Irbid, Jordan (ILO News) Nawal Fahed and Naima Al Bdour are busy preparing food orders for customers in their modest kitchen, situated in the Jordanian city of Irbid. They are making everything from cakes and biscuits to salads, stuffed vine leaves and Middle Eastern rice dishes.
They handle a wide range of orders, from supplying individual customers with home-cooked meals and treats for special occasions, to supplying a major local sweets manufacturer with packaged biscuits.
“The nice thing is that we make Syrian, Jordanian and Palestinian foods. We make whatever is in demand by our customers,” said Jordanian Al Bdour, one of the founding members of the business. “We have customers in Amman, Ramtha and here in Irbid.”
They called their catering and sweets business “Azeemet Sabaya,”or ‘’Determined Women” in Arabic. It was set up a year ago by six women - three Jordanians and three Syrians – who were looking for opportunities to generate income to support their families.
They were initially brought together by the ILO in 2017 to take part in an on-the-job training programme in sweet making. The ILO partnered with Abeedo, a local sweets manufacturer in Irbid, to train 33 Jordanian and Syrian women in baking, decorating and packaging sweets. The ILO training programme also taught them how to market their products and start their own businesses.

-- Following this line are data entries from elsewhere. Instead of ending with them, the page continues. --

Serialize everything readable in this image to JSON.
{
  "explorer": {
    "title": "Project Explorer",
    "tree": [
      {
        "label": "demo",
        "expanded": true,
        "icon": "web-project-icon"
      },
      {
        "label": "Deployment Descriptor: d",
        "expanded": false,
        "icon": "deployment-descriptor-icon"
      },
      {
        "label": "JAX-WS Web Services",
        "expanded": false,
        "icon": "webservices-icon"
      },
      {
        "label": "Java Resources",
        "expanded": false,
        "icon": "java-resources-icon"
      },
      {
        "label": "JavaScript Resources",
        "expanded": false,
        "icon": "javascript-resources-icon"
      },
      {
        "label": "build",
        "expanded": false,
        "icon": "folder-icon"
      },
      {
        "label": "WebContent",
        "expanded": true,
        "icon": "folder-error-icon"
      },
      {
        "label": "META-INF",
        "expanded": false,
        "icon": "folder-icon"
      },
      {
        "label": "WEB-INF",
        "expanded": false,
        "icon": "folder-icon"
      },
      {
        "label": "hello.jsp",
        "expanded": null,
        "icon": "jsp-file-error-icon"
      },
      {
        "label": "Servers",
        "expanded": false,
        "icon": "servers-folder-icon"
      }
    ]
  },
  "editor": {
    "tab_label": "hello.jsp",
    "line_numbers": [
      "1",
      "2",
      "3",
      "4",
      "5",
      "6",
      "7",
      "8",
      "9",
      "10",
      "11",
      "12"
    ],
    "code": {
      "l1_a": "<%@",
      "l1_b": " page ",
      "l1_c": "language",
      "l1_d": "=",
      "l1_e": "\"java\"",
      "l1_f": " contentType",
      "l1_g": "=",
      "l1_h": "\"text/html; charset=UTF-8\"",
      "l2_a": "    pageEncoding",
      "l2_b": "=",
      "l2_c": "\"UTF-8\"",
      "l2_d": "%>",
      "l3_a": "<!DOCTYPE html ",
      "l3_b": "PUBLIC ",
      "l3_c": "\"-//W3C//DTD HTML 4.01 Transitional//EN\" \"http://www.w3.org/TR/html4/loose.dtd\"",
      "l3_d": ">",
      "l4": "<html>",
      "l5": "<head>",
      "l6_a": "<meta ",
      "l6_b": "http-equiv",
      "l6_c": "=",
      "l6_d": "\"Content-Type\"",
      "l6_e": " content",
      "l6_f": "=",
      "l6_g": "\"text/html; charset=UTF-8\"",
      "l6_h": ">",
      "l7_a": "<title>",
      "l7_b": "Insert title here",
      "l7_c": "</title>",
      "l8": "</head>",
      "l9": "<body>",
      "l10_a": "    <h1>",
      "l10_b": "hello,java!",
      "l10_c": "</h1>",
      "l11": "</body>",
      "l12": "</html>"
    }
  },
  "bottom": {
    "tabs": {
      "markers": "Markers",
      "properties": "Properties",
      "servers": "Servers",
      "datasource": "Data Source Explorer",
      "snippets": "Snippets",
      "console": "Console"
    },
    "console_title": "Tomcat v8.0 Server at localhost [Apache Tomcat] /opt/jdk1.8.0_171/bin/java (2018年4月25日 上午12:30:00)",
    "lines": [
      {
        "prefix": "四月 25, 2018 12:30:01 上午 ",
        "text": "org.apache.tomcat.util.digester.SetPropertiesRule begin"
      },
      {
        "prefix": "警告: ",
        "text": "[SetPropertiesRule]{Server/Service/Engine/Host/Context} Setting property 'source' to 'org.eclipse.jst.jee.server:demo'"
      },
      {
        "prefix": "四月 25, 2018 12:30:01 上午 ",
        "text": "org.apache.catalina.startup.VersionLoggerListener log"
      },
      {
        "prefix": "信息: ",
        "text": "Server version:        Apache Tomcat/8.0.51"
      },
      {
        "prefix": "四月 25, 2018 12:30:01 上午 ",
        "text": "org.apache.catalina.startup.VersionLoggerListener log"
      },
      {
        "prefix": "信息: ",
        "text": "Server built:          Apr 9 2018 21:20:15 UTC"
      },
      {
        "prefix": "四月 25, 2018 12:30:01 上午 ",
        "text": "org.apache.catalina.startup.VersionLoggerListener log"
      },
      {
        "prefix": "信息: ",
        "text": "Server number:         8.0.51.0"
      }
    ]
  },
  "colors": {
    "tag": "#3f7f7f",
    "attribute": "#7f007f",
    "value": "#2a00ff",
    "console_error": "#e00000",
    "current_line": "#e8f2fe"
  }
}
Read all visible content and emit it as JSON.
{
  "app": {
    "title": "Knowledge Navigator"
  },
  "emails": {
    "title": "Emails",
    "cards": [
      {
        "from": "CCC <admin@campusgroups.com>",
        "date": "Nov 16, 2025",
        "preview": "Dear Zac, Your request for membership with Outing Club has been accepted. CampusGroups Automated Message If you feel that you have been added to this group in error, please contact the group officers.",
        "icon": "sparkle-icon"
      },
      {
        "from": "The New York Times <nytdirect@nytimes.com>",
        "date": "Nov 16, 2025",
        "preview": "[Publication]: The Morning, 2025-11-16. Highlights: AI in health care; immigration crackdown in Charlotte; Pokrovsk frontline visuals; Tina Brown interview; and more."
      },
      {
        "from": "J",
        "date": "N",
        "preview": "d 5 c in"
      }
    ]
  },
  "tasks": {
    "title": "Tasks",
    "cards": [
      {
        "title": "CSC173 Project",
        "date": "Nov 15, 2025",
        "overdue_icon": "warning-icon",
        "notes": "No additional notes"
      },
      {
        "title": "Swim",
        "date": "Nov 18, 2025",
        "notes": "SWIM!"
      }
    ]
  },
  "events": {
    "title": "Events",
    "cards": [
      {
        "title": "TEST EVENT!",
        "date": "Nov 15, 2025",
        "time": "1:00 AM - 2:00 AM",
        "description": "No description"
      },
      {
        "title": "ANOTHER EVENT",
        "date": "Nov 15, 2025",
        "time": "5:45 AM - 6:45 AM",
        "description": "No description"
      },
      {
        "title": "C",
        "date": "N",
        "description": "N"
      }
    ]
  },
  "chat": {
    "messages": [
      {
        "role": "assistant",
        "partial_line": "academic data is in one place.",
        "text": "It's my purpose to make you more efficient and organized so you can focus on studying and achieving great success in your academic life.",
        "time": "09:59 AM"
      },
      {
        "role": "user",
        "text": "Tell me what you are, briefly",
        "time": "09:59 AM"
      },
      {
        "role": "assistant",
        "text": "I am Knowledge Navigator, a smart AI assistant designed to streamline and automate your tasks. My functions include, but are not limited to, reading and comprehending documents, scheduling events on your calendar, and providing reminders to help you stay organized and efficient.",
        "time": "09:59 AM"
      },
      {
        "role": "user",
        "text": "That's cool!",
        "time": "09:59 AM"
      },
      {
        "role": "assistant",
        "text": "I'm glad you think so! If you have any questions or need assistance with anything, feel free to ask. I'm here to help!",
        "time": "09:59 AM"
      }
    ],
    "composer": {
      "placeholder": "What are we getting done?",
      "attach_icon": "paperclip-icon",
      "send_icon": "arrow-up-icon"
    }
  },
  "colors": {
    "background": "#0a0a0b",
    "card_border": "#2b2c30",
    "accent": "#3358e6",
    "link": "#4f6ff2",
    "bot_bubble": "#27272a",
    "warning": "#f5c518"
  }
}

“When I came to Jordan as a refugee I realised that I had to work in order to support my family,” explained Fahed, who fled Syria eight years ago with her husband and children. “I took part in the training and I realised straight away that I would excel in the sweets making business.”
They now provide employment to family members and other women in their local area. Fahed’s husband provides support in the kitchen and Al Bdour’s husband does the delivery work.
“At first, it was difficult to convince our husbands and sons to accept that we would be working outside the house,” recalls Fahed. “We started bringing them to work with us to show them how difficult the work is and they ended up working with us.”
“We were women looking for employment but after we launched our business, we were able to provide employment opportunities for others,” Al Bdour explained. “We train other women and help them in starting their own home-based businesses.”
In June, they were invited to sell their food at an annual #WithRefugees Summer Bazaar, organised by UNHCR and supported by ILO, to mark World Refugee Day. The bazaar brought together refugees of different nationalities to showcase and sell their products, with all proceedings going directly to the sellers.
“We are very happy to be able to this year again contribute to the bazaar that is being organised by UNHCR on this World Refugee Day,” said Patrick Daru, ILO's Country Coordinator for Jordan on the opening day of the bazaar. "Azeemet Sabaya is a very special story for the ILO. It is a success story where we provided a bit of support in terms of equipment and training and we saw their business really blooming into full scale. Azeemet Sabaya is the perfect example because not only do we see a livelihood thriving but we also see the added value of having refugees in local communities.”
The women say that such events are essential for refugees to help them generate income and meet new customers. “We are honoured to take part in this bazaar,” said Fahed. “Being able to participate in a such an important event is testimony to our success and we hope to continue to participate in such events – not just in Jordan but also abroad.”